The American Bankers Association today presented a list of banker priorities to be included in the 2026 Farm Bill ahead of a House Agriculture Committee markup of the legislation.
In a letter to the committee, ABA noted that banks remain one of the primary sources of credit for U.S. agricultural producers. “Banks play a critical role in rural communities, and this bill includes meaningful policy reforms that will enhance lenders’ ability to serve their customers in the years ahead, as producers face ongoing economic challenges, rising input costs and volatile markets,” the association said.

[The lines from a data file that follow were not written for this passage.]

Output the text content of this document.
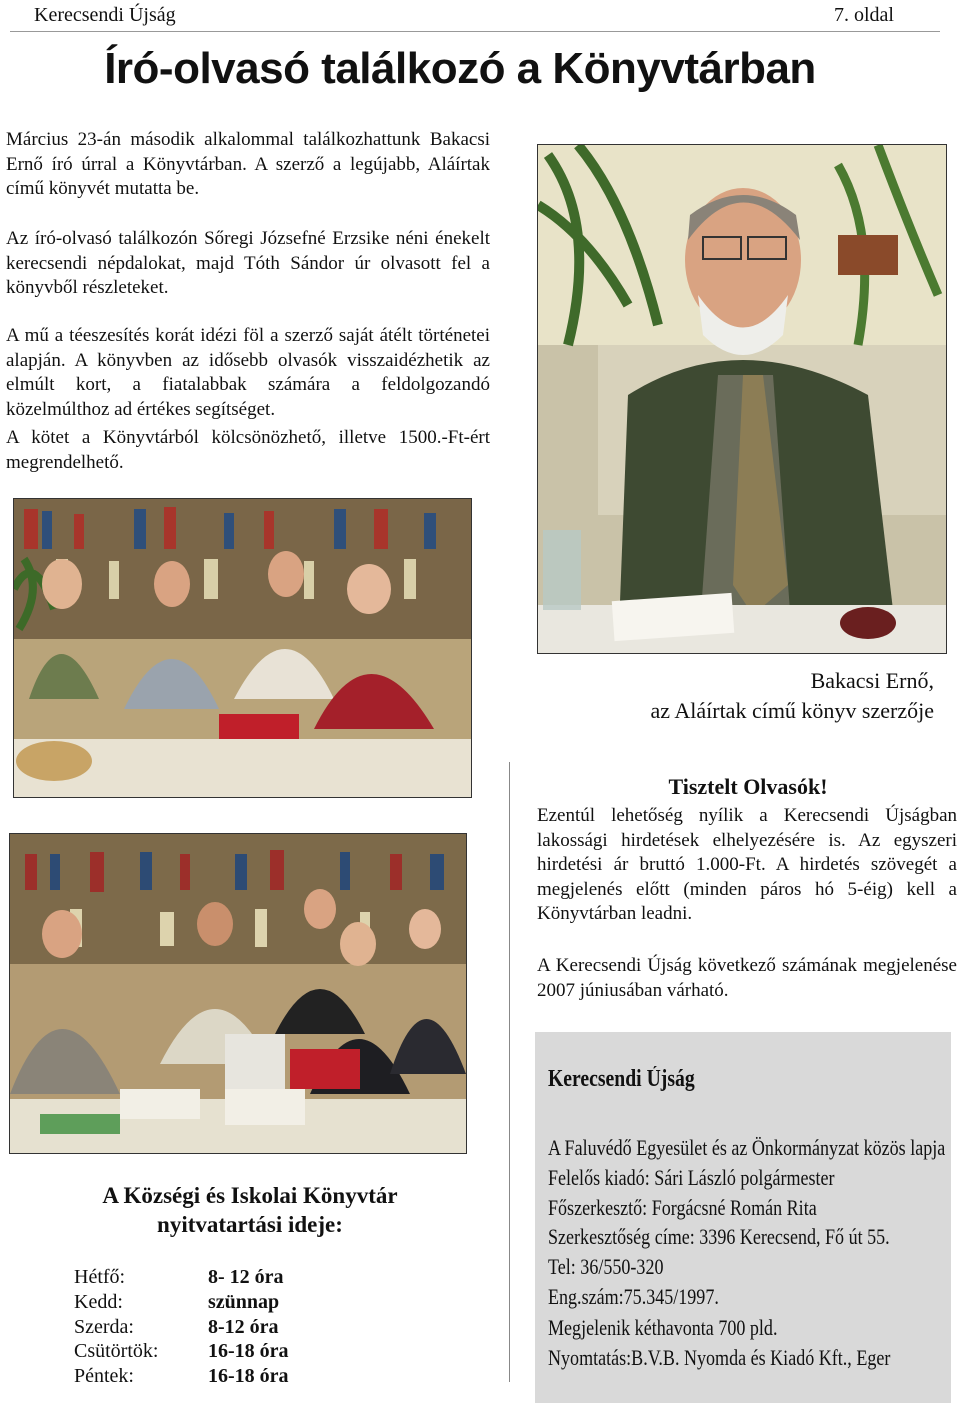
Kerecsendi Újság	7. oldal
Író-olvasó találkozó a Könyvtárban
Március 23-án második alkalommal találkozhattunk Bakacsi Ernő író úrral a Könyvtárban. A szerző a legújabb, Aláírtak című könyvét mutatta be.
Az író-olvasó találkozón Sőregi Józsefné Erzsike néni énekelt kerecsendi népdalokat, majd Tóth Sándor úr olvasott fel a könyvből részleteket.
A mű a téeszesítés korát idézi föl a szerző saját átélt történetei alapján. A könyvben az idősebb olvasók visszaidézhetik az elmúlt kort, a fiatalabbak számára a feldolgozandó közelmúlthoz ad értékes segítséget.
A kötet a Könyvtárból kölcsönözhető, illetve 1500.-Ft-ért megrendelhető.
Bakacsi Ernő,
az Aláírtak című könyv szerzője
Tisztelt Olvasók!
Ezentúl lehetőség nyílik a Kerecsendi Újságban lakossági hirdetések elhelyezésére is. Az egyszeri hirdetési ár bruttó 1.000-Ft. A hirdetés szövegét a megjelenés előtt (minden páros hó 5-éig) kell a Könyvtárban leadni.
A Kerecsendi Újság következő számának megjelenése 2007 júniusában várható.
Kerecsendi Újság
A Faluvédő Egyesület és az Önkormányzat közös lapja
Felelős kiadó: Sári László polgármester
Főszerkesztő: Forgácsné Román Rita
Szerkesztőség címe: 3396 Kerecsend, Fő út 55.
Tel: 36/550-320
Eng.szám:75.345/1997.
Megjelenik kéthavonta 700 pld.
Nyomtatás:B.V.B. Nyomda és Kiadó Kft., Eger
A Községi és Iskolai Könyvtár
nyitvatartási ideje:
Hétfő:	8- 12 óra
Kedd:	szünnap
Szerda:	8-12 óra
Csütörtök: 16-18 óra
Péntek:	16-18 óra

Still, ABA recommended that lawmakers amend the bill to add several longstanding priorities in the agriculture lending space. They include:
- Modernizing Farm Service Agency loan guarantee limits to meet rising input costs and real estate prices across the country;
- Clarifying bona fide operator rules for beginning farmer programs, ensuring modern business structures have appropriate access;
- Updating and modernizing the FSA Down Payment Assistance Program by removing the arbitrary cap on loan size and instead setting the limit at 45% of the lesser of the purchase price or appraised value;
- Providing reliable risk management tools to help producers navigate unpredictable market and climate conditions;
- Revising the Farmer Mac statute to replace outdated acreage limitations and enable all qualified farmers and ranchers to benefit from the competitive pricing and stability of Farmer Mac’s secondary market.
ABA also said it was concerned by language stipulating that the Farm Credit Administration shall be the sole, independent regulator of Farm Credit Services.
“This provision could create disparate compliance burdens among lenders in the market due to the uneven regulatory scrutiny of lenders by varying federal agencies,” ABA said.
The committee is scheduled to begin markup on the bill today.